A minuscule amount of this is worth salvaging. Carl Wilson's two collaborations with the Guess Who's Randy Bachman out-perform the rest of the material by far: much more than the usual obligatory "Do It Again" clone, the raveup title track has a slight sting the Beach Boys have typically lacked since around 20/20, and although it's just a diluted country-by-way-of-the-Byrds catalog of clichés, "Livin' with a Heartache" is beautiful and features typically affecting vocals from Carl. The track revisits the "adult" territory of "Tears in the Morning" and "Lady Lynda" but with stark intelligence and warmth lacking in another track clearly derived from those two smashes, "Oh Darlin'." Even that one has more to offer than the sole remaining half-decent composition, "Goin' On," a hot single that sounds almost exactly like the previous album's hot single, "Good Timin'."
The rest redefines "obnoxious." If the good songs are as derivative as those listed above, the bad ones are just plain shameless. "Some of Your Love" manages to musically rip off both "Child of Winter" and "Be True to Your School" while drenching them in trite high-school nonsense that makes the latter seem dignified and modern. "Sunshine" recasts an unfinished Spector cover as a plodding marathon of reggae posturing. Worse yet is Al Jardine's pretend-David Crosby ego trip, "Santa Ana Winds," made all the more difficult to sit through by his dumbass explanation at the outset of the title's meaning. Thank you, Merriam-Webster.
The band is treading offensive territory with a cover of "School Day" that turns all of Chuck Berry's heartfelt allegory about the life-saving truths of rock & roll into pandering whitewash; I think it may be the worst thing ever recorded, or at least I did think so until I got to side two. "Endless Harmony" skips offending rock & roll gods and moves straight to Beach Boys hardcores by sending every one of us into madness with an unbelievably pretentious, poorly written, incompetently performed rock opera (of sorts) about the band's history, written by semi-outsider Johnston at that. I don't think I've managed to listen to the whole thing more than once. I'm not sure which I hate more -- that song or "When Girls Get Together," which sat in the vaults for ten years... with good fucking reason! I don't know if they thought it was funny or enjoyably weird or what, but it's appalling, ponderous, neverending, impossible to like, etc. They're not even attempting crass commercialism; they just don't care, and it's no wonder Carl was fed up, once insisting around this time that he wanted no part of the band unless 1981 was as important to them as 1961.
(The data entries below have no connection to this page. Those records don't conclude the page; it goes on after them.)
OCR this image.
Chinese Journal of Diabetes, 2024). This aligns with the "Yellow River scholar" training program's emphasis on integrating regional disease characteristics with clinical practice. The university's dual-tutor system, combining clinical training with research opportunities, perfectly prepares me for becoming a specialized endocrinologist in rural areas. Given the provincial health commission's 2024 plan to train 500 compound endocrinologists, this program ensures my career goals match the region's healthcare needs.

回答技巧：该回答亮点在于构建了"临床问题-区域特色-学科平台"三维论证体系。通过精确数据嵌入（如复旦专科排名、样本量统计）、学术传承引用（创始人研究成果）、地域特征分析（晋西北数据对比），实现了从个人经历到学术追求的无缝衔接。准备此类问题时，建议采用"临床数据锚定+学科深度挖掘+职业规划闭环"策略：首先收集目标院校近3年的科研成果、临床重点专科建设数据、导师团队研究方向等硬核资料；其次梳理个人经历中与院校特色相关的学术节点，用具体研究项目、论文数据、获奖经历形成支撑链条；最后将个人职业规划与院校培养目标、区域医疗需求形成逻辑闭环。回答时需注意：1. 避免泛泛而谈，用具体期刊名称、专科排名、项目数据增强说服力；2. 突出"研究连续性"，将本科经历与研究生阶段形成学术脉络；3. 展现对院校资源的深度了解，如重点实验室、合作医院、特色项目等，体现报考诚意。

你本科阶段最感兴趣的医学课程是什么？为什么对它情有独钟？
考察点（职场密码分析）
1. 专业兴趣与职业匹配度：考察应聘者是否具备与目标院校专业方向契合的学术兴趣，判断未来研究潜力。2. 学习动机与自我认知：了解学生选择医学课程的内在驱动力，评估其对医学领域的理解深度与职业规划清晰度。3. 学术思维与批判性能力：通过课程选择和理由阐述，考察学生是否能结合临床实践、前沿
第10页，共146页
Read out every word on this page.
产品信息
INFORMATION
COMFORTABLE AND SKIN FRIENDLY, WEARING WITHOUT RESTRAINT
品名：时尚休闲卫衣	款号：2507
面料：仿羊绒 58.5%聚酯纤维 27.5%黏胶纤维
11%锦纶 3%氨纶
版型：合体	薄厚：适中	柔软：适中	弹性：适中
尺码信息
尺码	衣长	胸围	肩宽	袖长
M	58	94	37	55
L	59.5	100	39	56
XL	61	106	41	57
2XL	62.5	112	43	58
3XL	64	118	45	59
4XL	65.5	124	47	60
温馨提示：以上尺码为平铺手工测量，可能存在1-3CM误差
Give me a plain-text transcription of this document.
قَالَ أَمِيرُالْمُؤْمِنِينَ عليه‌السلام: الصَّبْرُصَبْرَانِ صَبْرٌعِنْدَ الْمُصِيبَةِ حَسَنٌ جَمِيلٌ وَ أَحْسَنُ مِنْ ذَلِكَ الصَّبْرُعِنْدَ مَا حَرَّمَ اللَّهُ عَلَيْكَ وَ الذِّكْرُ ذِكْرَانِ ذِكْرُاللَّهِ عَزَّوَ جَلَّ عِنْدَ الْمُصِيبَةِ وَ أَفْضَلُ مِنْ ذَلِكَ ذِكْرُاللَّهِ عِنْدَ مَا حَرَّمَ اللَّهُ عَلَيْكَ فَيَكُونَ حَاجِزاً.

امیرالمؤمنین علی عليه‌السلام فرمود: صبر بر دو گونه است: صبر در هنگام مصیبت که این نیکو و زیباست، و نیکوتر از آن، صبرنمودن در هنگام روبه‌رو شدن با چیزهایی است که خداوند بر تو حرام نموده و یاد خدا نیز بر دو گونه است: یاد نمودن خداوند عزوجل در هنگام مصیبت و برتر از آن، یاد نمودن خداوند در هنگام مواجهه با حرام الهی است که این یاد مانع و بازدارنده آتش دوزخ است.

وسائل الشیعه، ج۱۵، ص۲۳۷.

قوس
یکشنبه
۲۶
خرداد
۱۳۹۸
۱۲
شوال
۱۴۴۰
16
At this point the Beach Boys have become shameless nostalgia merchants. Or have they? Carl certainly hasn't, as his pair of contributions prove. Maybe Brian hasn't; he's not on the album long enough for us to tell, although he did spend a couple of days in the production booth like old times. Dennis surely hasn't, but then, he too is mostly MIA. So is this Mike Love's band? Al Jardine's? Bruce Johnston's? Anybody's? No, no, no, and no. This band is a moneymaking machine. The second they get the balls to take a risk, they can't sell enough records to pay the bills so they go back to the obvious b.s., and you can't really blame them. This has been wrecking their career since Endless Summer, maybe since "Do it Again," maybe since Pet Sounds, hell, maybe since before that: the conflict between the Beach Boys that exist and the Beach Boys that audiences want to exist. On 15 Big Ones, MIU Album, and the majority of L.A., concessions were being made to the latter entity; Keepin' the Summer Alive finds them caving in to both temptation and necessity, and the result is music that wouldn't appeal to hardcores or neophytes. Carl is not happy (after this was released he left the band for a time and recorded two solo albums), Brian is asleep, Dennis is wrapped up elsewhere, and the money train rolls on.